Ablauf

Der Beteiligungsprozess hat drei Phasen: Die regionalen Bürgekonferenzen im Herbst 2017, die digitale Bürgerkonferenz vom 27. Dezember 2017 bis 4. Februar 2018 und einen Bürgergipfel im Frühjahr 2018. Die einzelnen Phasen werden nachstehend detailliert beschrieben.
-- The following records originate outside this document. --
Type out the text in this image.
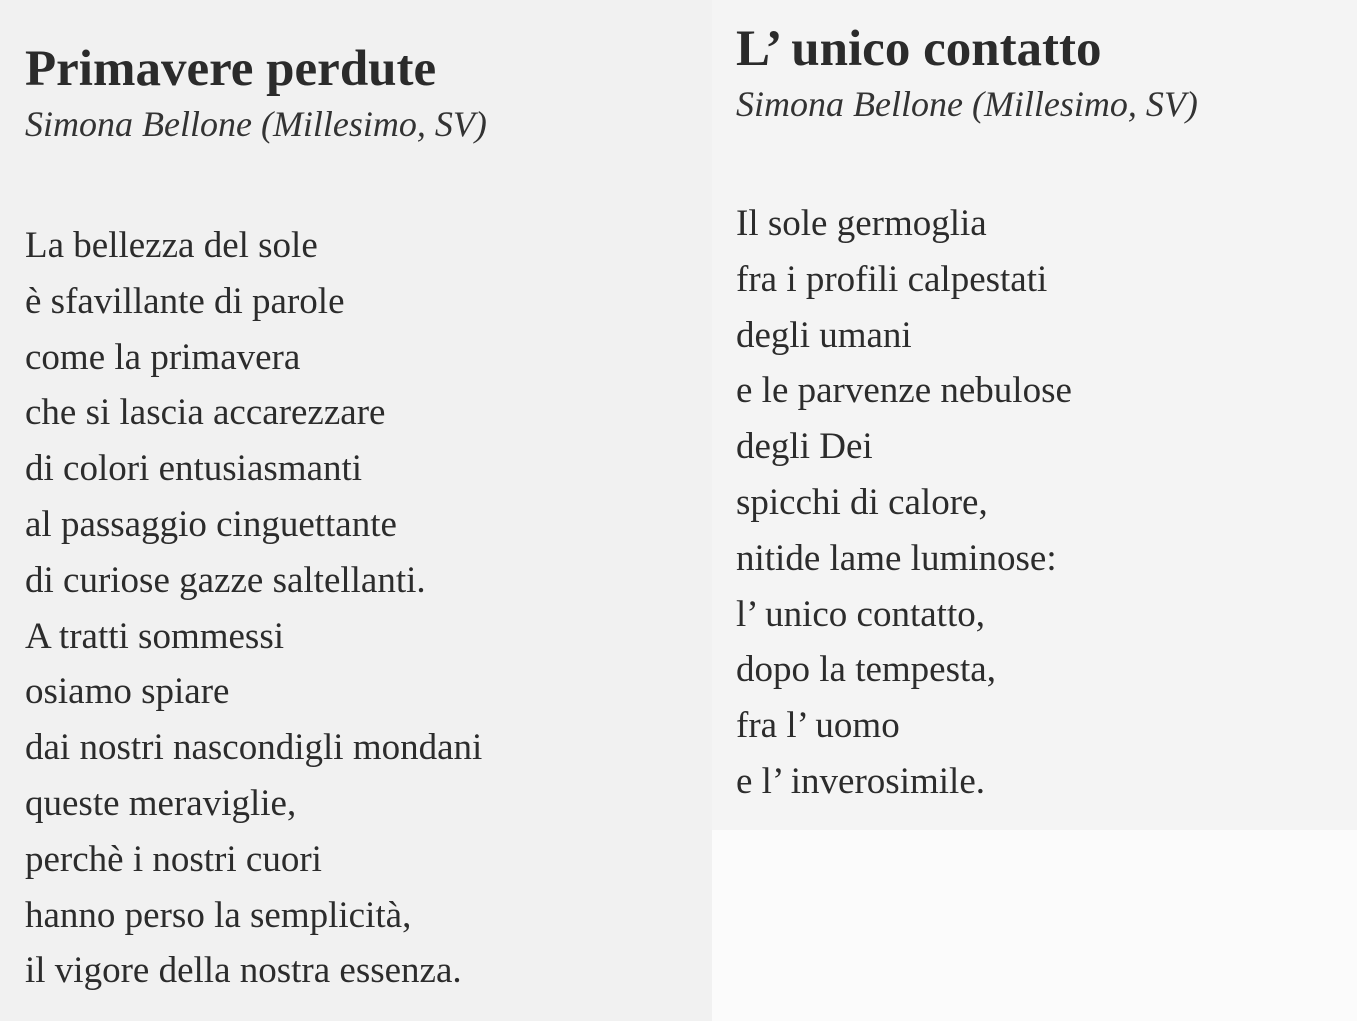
Primavere perdute

Simona Bellone (Millesimo, SV)

La bellezza del sole
è sfavillante di parole
come la primavera
che si lascia accarezzare
di colori entusiasmanti
al passaggio cinguettante
di curiose gazze saltellanti.
A tratti sommessi
osiamo spiare
dai nostri nascondigli mondani
queste meraviglie,
perchè i nostri cuori
hanno perso la semplicità,
il vigore della nostra essenza.
L’ unico contatto

Simona Bellone (Millesimo, SV)

Il sole germoglia
fra i profili calpestati
degli umani
e le parvenze nebulose
degli Dei
spicchi di calore,
nitide lame luminose:
l’ unico contatto,
dopo la tempesta,
fra l’ uomo
e l’ inverosimile.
I. DIE REGIONALEN BÜRGERKONFERENZEN

Zum Auftakt fanden im Herbst 2017 acht regionale Bürgerkonferenzen statt. Bei jeder Bürgerkonferenz diskutierten 30 Bürgerinnen und Bürger (Bürgergutachter) zwei Tage lang über die Zukunft ihrer Heimat Bayern. Die insgesamt 240 Teilnehmerinnen und Teilnehmer wurden zufällig aus den Einwohnermelderegistern der Veranstaltungsregionen ermittelt; sie sollten die Vielfalt der bayerischen Bevölkerung bestmöglich widerspiegeln.

Karte mit Orten der regionalen Bürgerkonferenzen.

Orte waren die kreisfreien Städte Ansbach (am 4. und 5. November), Bamberg (am 14. und 15. Oktober) und Memmingen (am 7. und 8. Oktober) sowie die Landkreise Deggendorf am (18. und 19. November), Garmisch-Partenkirchen (am 25. und 26. November), Neumarkt in der Oberpfalz (am 28. und 29. Oktober) und Rhön-Grabfeld (am 21. und 22. Oktober); Kriterien für die Auswahl dieser Kommunen waren Bevölkerungszahl, Kaufkraft, geografische Lage und regionaler Charakter. Eine weitere Bürgerkonferenz fand in der Landeshauptstadt München (am 11. und 12. November) statt.

Zurück nach oben 

II. DIE DIGITALE BÜRGERKONFERENZ 

In der zweiten Phase öffneten wir die Beteiligung für alle Bayern. Gestalten Sie online mit! Vom 27. Dezember 2017 bis 4. Februar 2018 konnten Sie alle Vorschläge unter www.2030-deine-zukunft.bayern gewichten, kommentieren und weiterentwickeln.

Zurück nach oben 

III. DER BÜRGERGIPFEL 

Im Frühjahr 2018 wird das Bürgergutachten 2030. BAYERN, DEINE ZUKUNFT vollendet – beim Bürgergipfel in München. Die Bürgergutachterinnen und Bürgergutachter sowie ausgewählte Teilnehmerinnen und Teilnehmer der digitalen Phase beschließen, welche online eingebrachten Empfehlungen aufgenommen werden sollen, verabschieden das Bürgergutachten und überreichen es dem Bayerischen Ministerpräsidenten. Sie alle können dann das Bürgergutachten auf dieser Webseite lesen.

Im Anschluss an den Bürgergipfel prüft und entscheidet die Bayerische Staatsregierung, welche Handlungsempfehlungen sie in der laufenden Amtsperiode anstoßen und in aktive Politik umsetzen kann. Die Resultate des Bürgergutachtens fließen zudem in die Fortentwicklung der Bayerischen Nachhaltigkeitsstrategie ein. Die Bürgergutachterinnen und Bürgergutachter erhalten zum Abschluss des Verfahrens eine Stellungnahme der Staatsregierung, welche Gestaltungsaufgaben umgesetzt werden. Darüber hinaus wird den Mitgliedern des Bayerischen Landtags, den Ministerien sowie Verbänden, Kirchen und Universitäten in Bayern und allen am Prozess beteiligten Kommunen je ein gedrucktes Exemplar des Bürgergutachtens zugesandt. Somit wirken die Ideen und Handlungsempfehlungen der Bürgergutachterinnen und Bürgergutachter als wichtige Wegweiser für die Zukunft über das Jubiläumsjahr hinaus.